By being fair, you also get a better idea of why what the other side says is appealing and can better craft political messages to counter it.
And yes, I’m taking your comment — more witty than serious — much more seriously than intended. Likely you could have written the above yourself too.
John Tehan says
But Scalia strikes me as a fundamentally unfair jurist, hence my comment. Note the comments below on “homosexual sodomy” and medical marijuana – the man is anything but fair an impartial.
fenway49 says
Note the focus on “homosexual sodomy.” Nary a mention that ALL “sodomy” was illegal in every state for 200 years.
It reminds me of Justice White’s paranoid focus on “a Constitutional right to engage in homosexual sodomy” in Bowers v. Hardwick, eviscerated by Justice Stevens’s dissent pointing out that the law at issue did not distinguish between homosexual and heterosexual activity, and in any event all people should have the basic “right to be let alone” in sexual matters.
HeartlandDem says
Many issues of troublesome nature are linked to Justice Scalia. Dogmatic, flamboyant, lacking judicial temperament and restraint are amongst his troublesome character traits that he exhibits from the bench.
The incumbent career politician who currently occupies the US Senate (junior) seat from Massachusetts has identified the justice described thusly by Conor Clark of Slate:
Look further into Scalia’s positions particularly on support of the strong Executive and detainees, habeus corpus. The man scares me as he is stuck in a time warp pre-Vatican II. And, that is who Scott Brown emulates.
It is so precious when one sees a pol off-script.
Patrick says
Oh wait…
http://reason.com/blog/2012/06/20/scalia-changes-his-tune-on-wickard-and-t
pogo says
…picks and chooses how “strict” they want to be based on their own modern day belief system.
This constitutional “textualist” stuff is absurd…interpreting the constitution based on the state of mind of the founders in the 1780’s. Convenient when you want to support the death penalty. But what about gun control, for example. The founders clearly felt a one shot pistol or musket was legal, but that certainly does not protect an automatic assault weapon. Hell based on this textual BS, the US Air Force is unconstitutional. Scalia, Thomas and others use this originalist smoke and mirror show to advance a contemporary conservative agenda, under the false pretense of defending the constitution.
Mark L. Bail says
are legal, as opposed to Biblical, fundamentalists, limiting the interpretation to the most literal possible, even if they have to jump through umpteen illogical hopes to do so.
kbusch says
Some part of strict constructionism seems like a former of Hero Worship reminiscent, a bit, of Hadith. It’s as if there were some value in keeping our Constitution anachronistic. That actually seems against the original intent which was precisely to provide a vague document useful for an unimaginable future.

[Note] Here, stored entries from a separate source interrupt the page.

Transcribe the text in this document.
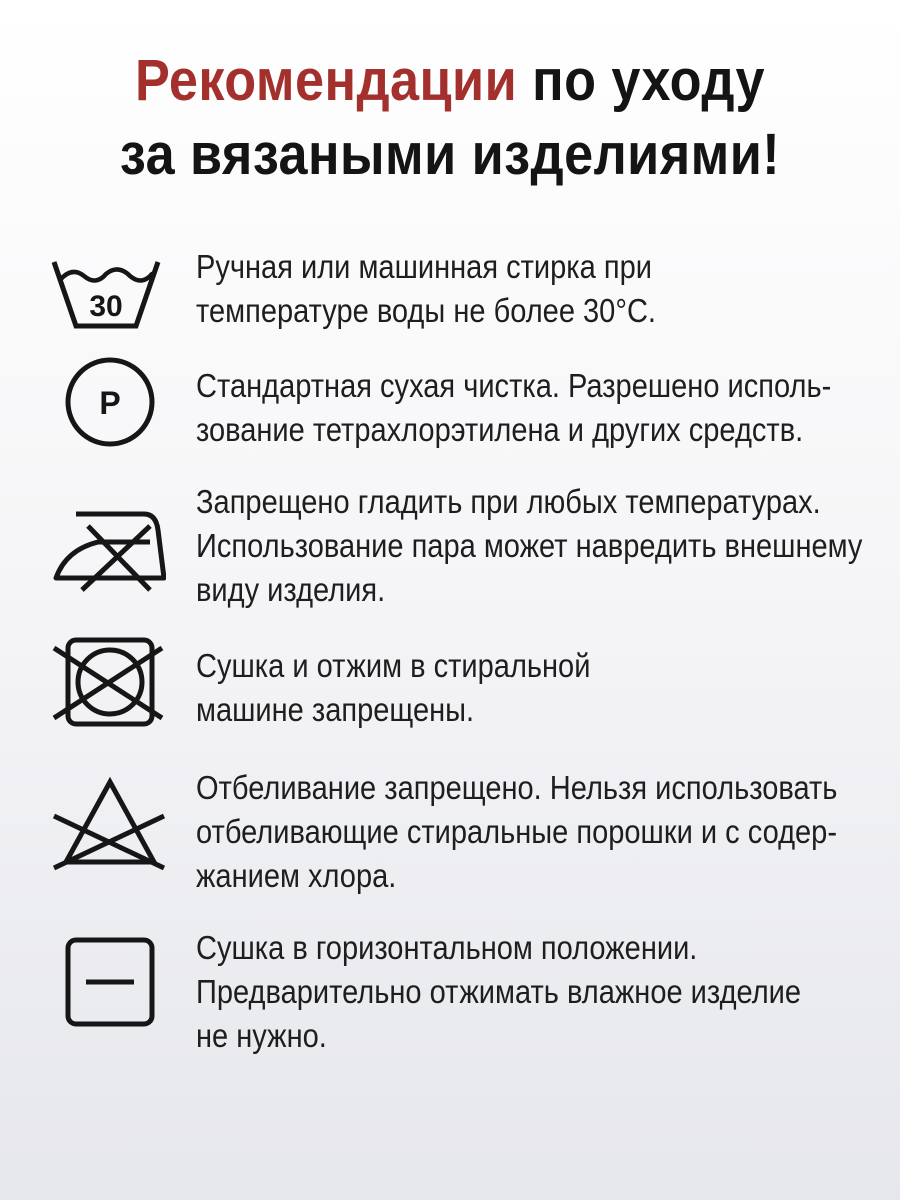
Рекомендации по уходу
за вязаными изделиями!
30
Ручная или машинная стирка при
температуре воды не более 30°С.
P Стандартная сухая чистка. Разрешено исполь-
зование тетрахлорэтилена и других средств.
Запрещено гладить при любых температурах.
Использование пара может навредить внешнему
виду изделия.
Сушка и отжим в стиральной
машине запрещены.
Отбеливание запрещено. Нельзя использовать
отбеливающие стиральные порошки и с содер-
жанием хлора.
Сушка в горизонтальном положении.
Предварительно отжимать влажное изделие
не нужно.
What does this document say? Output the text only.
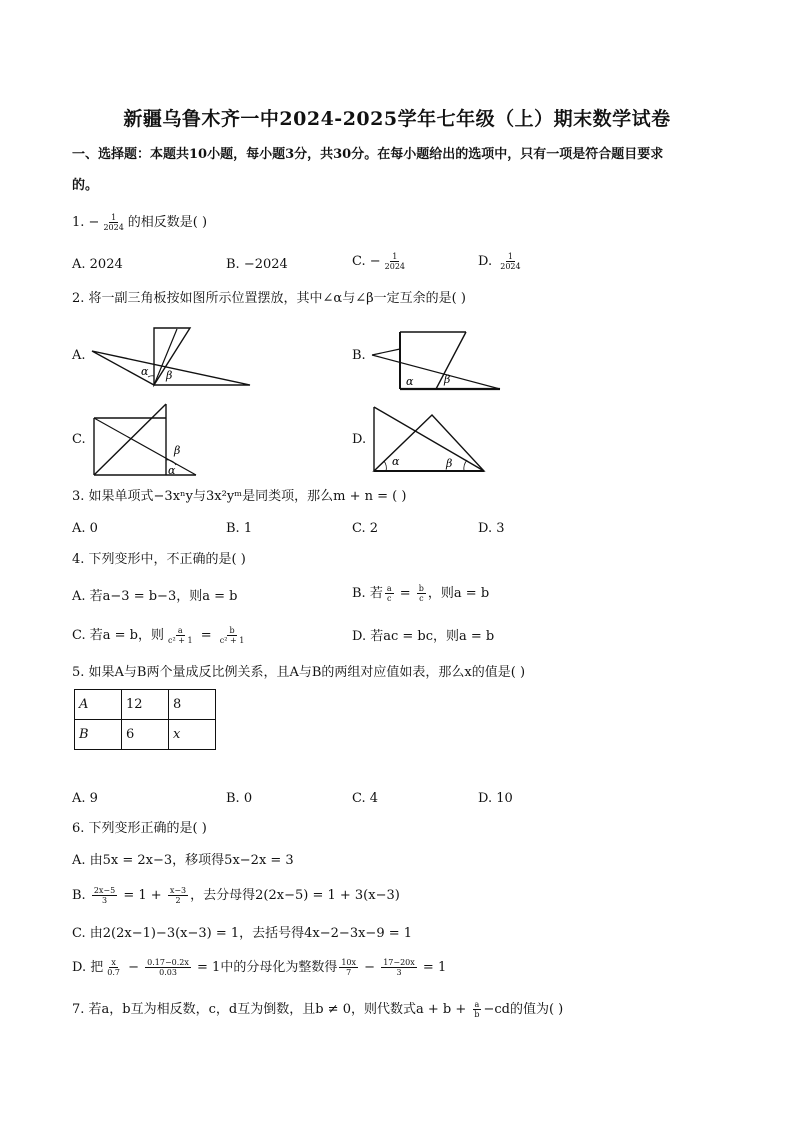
新疆乌鲁木齐一中2024-2025学年七年级（上）期末数学试卷
一、选择题：本题共10小题，每小题3分，共30分。在每小题给出的选项中，只有一项是符合题目要求
的。
1. − $\frac{1}{2024}$ 的相反数是( )
A. 2024	B. −2024	C. − $\frac{1}{2024}$	D. $\frac{1}{2024}$
2. 将一副三角板按如图所示位置摆放，其中∠α与∠β一定互余的是( )
A.
α β
B.
α	β
C.
β
α
D.
α	β
3. 如果单项式−3xⁿy与3x²yᵐ是同类项，那么m + n = ( )
A. 0	B. 1	C. 2	D. 3
4. 下列变形中，不正确的是( )
A. 若a−3 = b−3，则a = b	B. 若 $\frac{a}{c} = \frac{b}{c}$ ，则a = b
C. 若a = b，则 $\frac{a}{\text{c² + 1}} = \frac{b}{\text{c² + 1}}$	D. 若ac = bc，则a = b
5. 如果A与B两个量成反比例关系，且A与B的两组对应值如表，那么x的值是( )
A	12	8
B	6	x
A. 9	B. 0	C. 4	D. 10
6. 下列变形正确的是( )
A. 由5x = 2x−3，移项得5x−2x = 3
B. $\frac{2x-5}{3} = 1 + \frac{x-3}{2}$ ，去分母得2(2x−5) = 1 + 3(x−3)
C. 由2(2x−1)−3(x−3) = 1，去括号得4x−2−3x−9 = 1
D. 把 $\frac{x}{0.7} - \frac{0.17-0.2x}{0.03} = 1$中的分母化为整数得 $\frac{10x}{7} - \frac{17-20x}{3} = 1$
7. 若a，b互为相反数，c，d互为倒数，且b ≠ 0，则代数式$a + b + \frac{a}{b} -cd$的值为( )
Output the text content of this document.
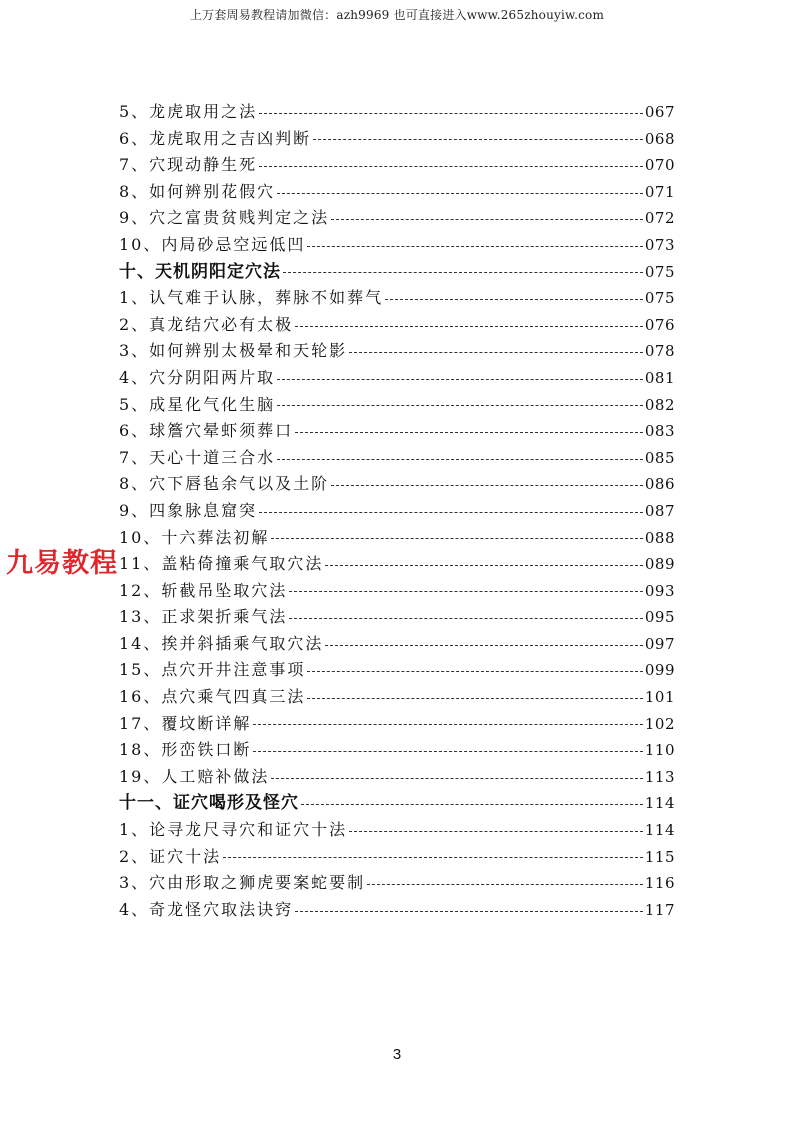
上万套周易教程请加微信：azh9969 也可直接进入www.265zhouyiw.com
5、龙虎取用之法	067
6、龙虎取用之吉凶判断	068
7、穴现动静生死	070
8、如何辨别花假穴	071
9、穴之富贵贫贱判定之法	072
10、内局砂忌空远低凹	073
十、天机阴阳定穴法	075
1、认气难于认脉，葬脉不如葬气	075
2、真龙结穴必有太极	076
3、如何辨别太极晕和天轮影	078
4、穴分阴阳两片取	081
5、成星化气化生脑	082
6、球簷穴晕虾须葬口	083
7、天心十道三合水	085
8、穴下唇毡余气以及土阶	086
9、四象脉息窟突	087
10、十六葬法初解	088
11、盖粘倚撞乘气取穴法	089
12、斩截吊坠取穴法	093
13、正求架折乘气法	095
14、挨并斜插乘气取穴法	097
15、点穴开井注意事项	099
16、点穴乘气四真三法	101
17、覆坟断详解	102
18、形峦铁口断	110
19、人工赔补做法	113
十一、证穴喝形及怪穴	114
1、论寻龙尺寻穴和证穴十法	114
2、证穴十法	115
3、穴由形取之狮虎要案蛇要制	116
4、奇龙怪穴取法诀窍	117
九易教程
3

However, as pogo above and others have noticed “strict constructionism” has come to mean something else. Just as conservatism has degraded from a political ideology or philosophy into a mere market share, so too has strict constructionism degraded from a game of “What would Madison and Hamilton have said?” into “What do the leaders of my Conservative Tribe tell me?” If a ruling is not consistent with very modern Conservative predilections and preferences, by that view, it could not possibly have been intended by Hamilton or Madison — and so it has to be “judicial activism”.
Regulating marijuana is thus exactly what the Commerce Clause was for, and regulating carbon emissions is exactly what it wasn’t for. Don’t you know? Alexander and James would have agreed! Hanity says so.